Depending on which opinionated chief executive you listened to this week, Wall Street banking is either a business with high barriers to entry or it is not.
On Thursday, James Gorman was exultant after another blowout quarter for Morgan Stanley’s investment banking business. Revenue jumped. In his comments to analysts, he declared “it didn’t work out so well” for regional and foreign players who tried to get into institutional securities.
Yet just one day earlier, Jamie Dimon said that JPMorgan would “spend whatever we have to spend to compete with all the folks in our space”.
Part of the difference in their viewpoints is explained by their differing exposures to corporate and consumer lending. JPMorgan, with its business of credit cards and home mortgages, is competing against upstarts with slick smartphone apps. But big ticket M&A deals are not so easily replicated by tech disrupters.
But however you look at it, record profits show that the US banking business remains healthy.
Tepid and even negative loan balance growth has surprised investors given the strong economy — though loan loss expense and reserve releases have been counterweights. Bank of America has taken the approach of investing slightly more aggressively. One executive noted that the bank had higher deployments in Treasuries and mortgage-backed securities than loans.

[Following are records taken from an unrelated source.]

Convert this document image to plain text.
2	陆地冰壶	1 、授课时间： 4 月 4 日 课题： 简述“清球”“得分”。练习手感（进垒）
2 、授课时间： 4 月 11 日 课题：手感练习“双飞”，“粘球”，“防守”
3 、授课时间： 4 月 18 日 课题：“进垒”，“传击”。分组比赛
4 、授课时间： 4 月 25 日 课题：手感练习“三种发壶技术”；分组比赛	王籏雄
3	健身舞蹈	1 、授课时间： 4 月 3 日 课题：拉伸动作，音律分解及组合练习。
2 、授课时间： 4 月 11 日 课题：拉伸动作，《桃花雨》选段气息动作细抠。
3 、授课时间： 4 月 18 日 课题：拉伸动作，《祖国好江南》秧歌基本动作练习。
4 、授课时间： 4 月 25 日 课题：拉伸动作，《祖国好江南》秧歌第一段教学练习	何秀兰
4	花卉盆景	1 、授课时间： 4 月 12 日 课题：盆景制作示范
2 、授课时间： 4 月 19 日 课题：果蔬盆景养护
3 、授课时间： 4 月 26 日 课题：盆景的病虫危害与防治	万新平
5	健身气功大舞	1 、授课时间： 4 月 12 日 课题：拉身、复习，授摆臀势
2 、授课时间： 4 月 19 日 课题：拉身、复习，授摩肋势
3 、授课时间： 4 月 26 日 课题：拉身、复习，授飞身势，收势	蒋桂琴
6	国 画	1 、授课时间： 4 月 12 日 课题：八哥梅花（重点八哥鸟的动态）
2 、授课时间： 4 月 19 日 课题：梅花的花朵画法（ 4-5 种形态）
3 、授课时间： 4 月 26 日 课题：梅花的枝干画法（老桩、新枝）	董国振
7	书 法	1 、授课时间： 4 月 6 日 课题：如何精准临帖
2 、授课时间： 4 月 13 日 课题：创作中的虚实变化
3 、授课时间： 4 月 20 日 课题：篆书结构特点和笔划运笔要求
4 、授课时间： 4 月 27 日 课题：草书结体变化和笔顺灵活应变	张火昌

While BofA’s revenue growth was above, its rivals were essentially flat.
Expenses are drifting up. Investment banker pay is rising as managers pay out to keep stars from defecting.
The worry in 2022 is that costs will remain high while record-breaking fees recede. Consumer banks will still be forced to invest in technology to keep the likes of PayPal and Square at bay.
Meanwhile, investment banks will be stuck with pay guarantees to rainmakers caught in a dry spell. Challengers must simply demonstrate market share growth. The challenge that strong incumbents always face, no matter the risk from upstarts, is pressure to keep profits high.